With a real estate mogul, a software executive, a neurosurgeon and now a law professor running for president, the 2016 elections have shown that interest in politics can come in many different forms. While Penn boasts a healthy set of traditionally political student groups — like Penn Democrats, the College Republicans and various candidate support groups — students have many other opportunities to learn about civic engagement. These are some programs in the college houses that have created a unique forum for residential civic engagement.

Policy, Politics, and Social Change:

Based in the first three floors of McKean in Fisher Hassenfeld College House, this residential program strives to help participants understand the American political system within the context of everyday social and economic problems.

“Formal and informal discussions, speakers representing diverse multi-disciplinary perspectives from within Penn and the broader community and ‘hands-on’ volunteer experiences” form just part of the programming offered to students in the year-long program, according to its website.

College sophomore Gabrielle Jackson was drawn to these opportunities when she applied to the program the summer before her freshman year.

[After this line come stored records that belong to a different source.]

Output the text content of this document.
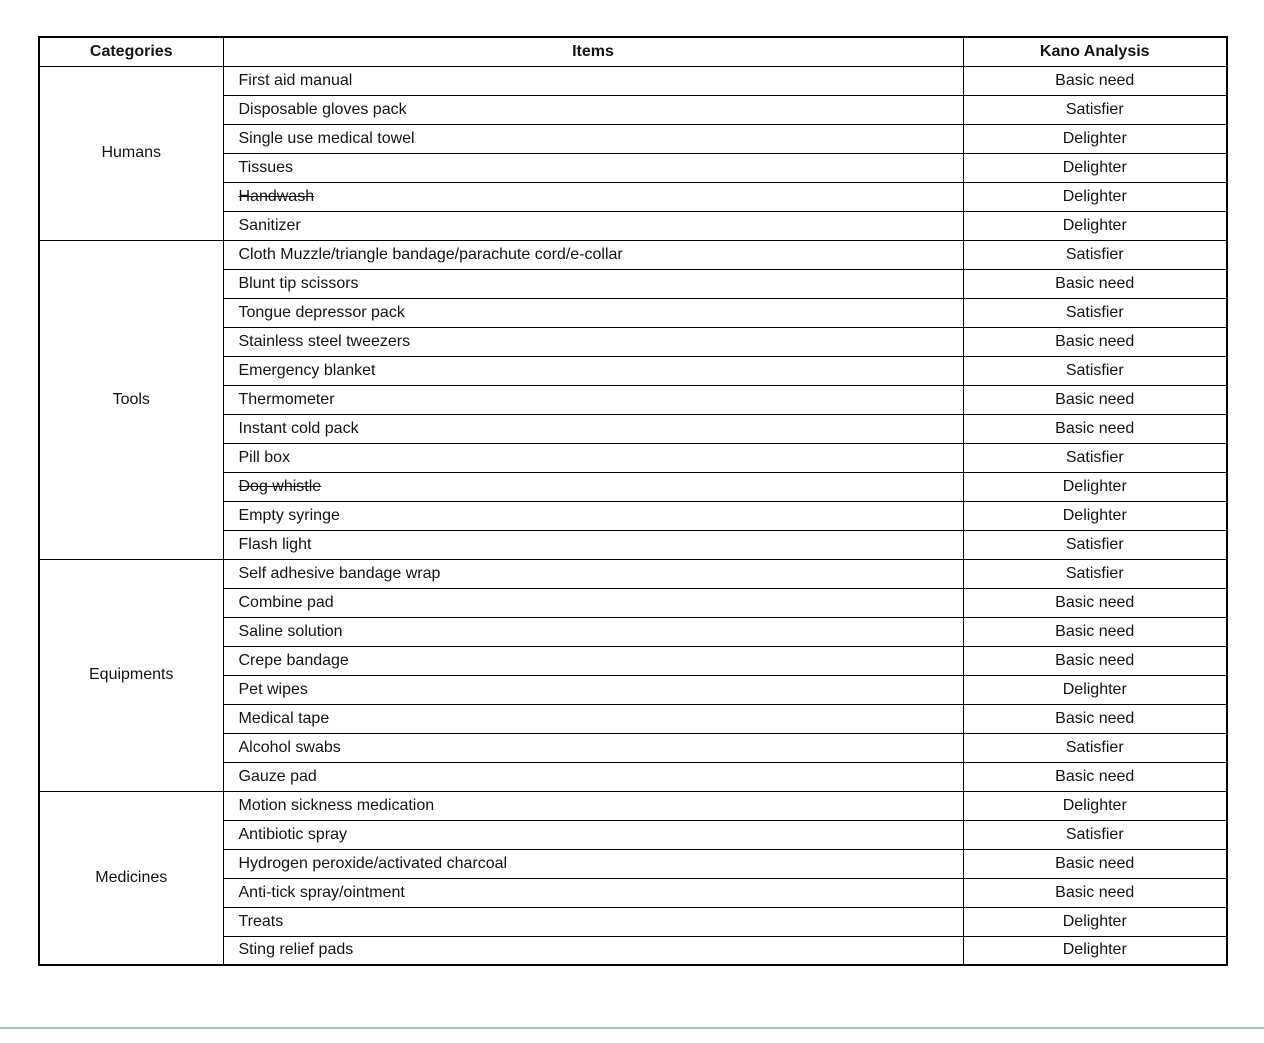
Categories	Items	Kano Analysis
Humans	First aid manual	Basic need
	Disposable gloves pack	Satisfier
	Single use medical towel	Delighter
	Tissues	Delighter
	Handwash	Delighter
	Sanitizer	Delighter
Tools	Cloth Muzzle/triangle bandage/parachute cord/e-collar	Satisfier
	Blunt tip scissors	Basic need
	Tongue depressor pack	Satisfier
	Stainless steel tweezers	Basic need
	Emergency blanket	Satisfier
	Thermometer	Basic need
	Instant cold pack	Basic need
	Pill box	Satisfier
	Dog whistle	Delighter
	Empty syringe	Delighter
	Flash light	Satisfier
Equipments	Self adhesive bandage wrap	Satisfier
	Combine pad	Basic need
	Saline solution	Basic need
	Crepe bandage	Basic need
	Pet wipes	Delighter
	Medical tape	Basic need
	Alcohol swabs	Satisfier
	Gauze pad	Basic need
Medicines	Motion sickness medication	Delighter
	Antibiotic spray	Satisfier
	Hydrogen peroxide/activated charcoal	Basic need
	Anti-tick spray/ointment	Basic need
	Treats	Delighter
	Sting relief pads	Delighter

Jackson explained that she was convinced to apply after hearing about it from someone she met at the Quaker Days Multicultural Scholars Program.

One of Jackson’s favorite residential program events was an ice breaker where students raised their hands in response to a series of questions about their backgrounds and past social interactions — questions like who was the first in their family to go to college, who spoke a language other than English at home and who considered their backgrounds privileged.

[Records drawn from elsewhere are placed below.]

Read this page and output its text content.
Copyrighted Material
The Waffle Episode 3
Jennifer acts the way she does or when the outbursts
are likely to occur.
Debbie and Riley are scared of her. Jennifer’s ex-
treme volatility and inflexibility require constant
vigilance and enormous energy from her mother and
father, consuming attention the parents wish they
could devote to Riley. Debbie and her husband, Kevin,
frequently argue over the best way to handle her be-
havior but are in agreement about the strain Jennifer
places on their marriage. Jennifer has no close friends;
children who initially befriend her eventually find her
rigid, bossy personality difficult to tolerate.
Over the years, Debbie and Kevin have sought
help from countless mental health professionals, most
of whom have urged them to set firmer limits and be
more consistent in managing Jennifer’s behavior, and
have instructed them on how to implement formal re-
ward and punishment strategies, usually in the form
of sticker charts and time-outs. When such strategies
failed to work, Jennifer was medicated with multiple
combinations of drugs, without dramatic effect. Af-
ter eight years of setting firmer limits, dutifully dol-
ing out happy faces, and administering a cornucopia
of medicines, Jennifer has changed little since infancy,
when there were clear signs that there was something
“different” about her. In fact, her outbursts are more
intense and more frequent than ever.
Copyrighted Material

“You still feel like you know them on a deeper level,” Jackson said, adding that even if she later forgot an individual’s name or hometown, she often remembered how people answered the questions.

Jackson also credits the residential program with introducing her to her freshman year roommates, who are now among her closest friends.

“We all chose the program for pretty much the same reason,” she said, citing their mutual interests in social policy.

Women in Leadership:

Penn’s Women in Leadership in Ware College House is driven by a desire to understand the careers and accomplishments of Penn’s many successful women alumnae. Taking on a two-fold approach, it explores both the changing gender dynamics in professional environments and how real-world women used those dynamics to build their careers.

“What was their major in college and did they use their major to get there? What are the challenges specific to being a woman leader in today's world?” the Penn College Houses & Academic Services website asks.

The program’s year-long speaker series, which brings in many female Penn graduates from across the University, forms a major component of its programming. Students get the chance to hear speakers’ experiences in the workplace and how they forged their own paths as women in their respective fields.

The speaker series also provides useful networking and mentoring opportunities for students.

According to College Houses & Academic Services, Women in Leadership has 18 program members who are based in Ware.

Cultural Politics and Political Production:

Based in DuBois College House, this program emphasizes black culture and media in the context of political and historical contexts. Self-identity and community are both prevalent themes in the program’s exploration.

“Through encounters with film, theatre, spoken word, music, and museum exhibits, students will develop critical intellectual understanding of these personal and political expressions, and of their implications,” College Houses & Academic Services says of the program.

Cultural Politics and Political Production’s 33 members also collaborate with the Greenfield Intercultural Center to study the experiences of black Americans, Native Americans and other underrepresented people around the world.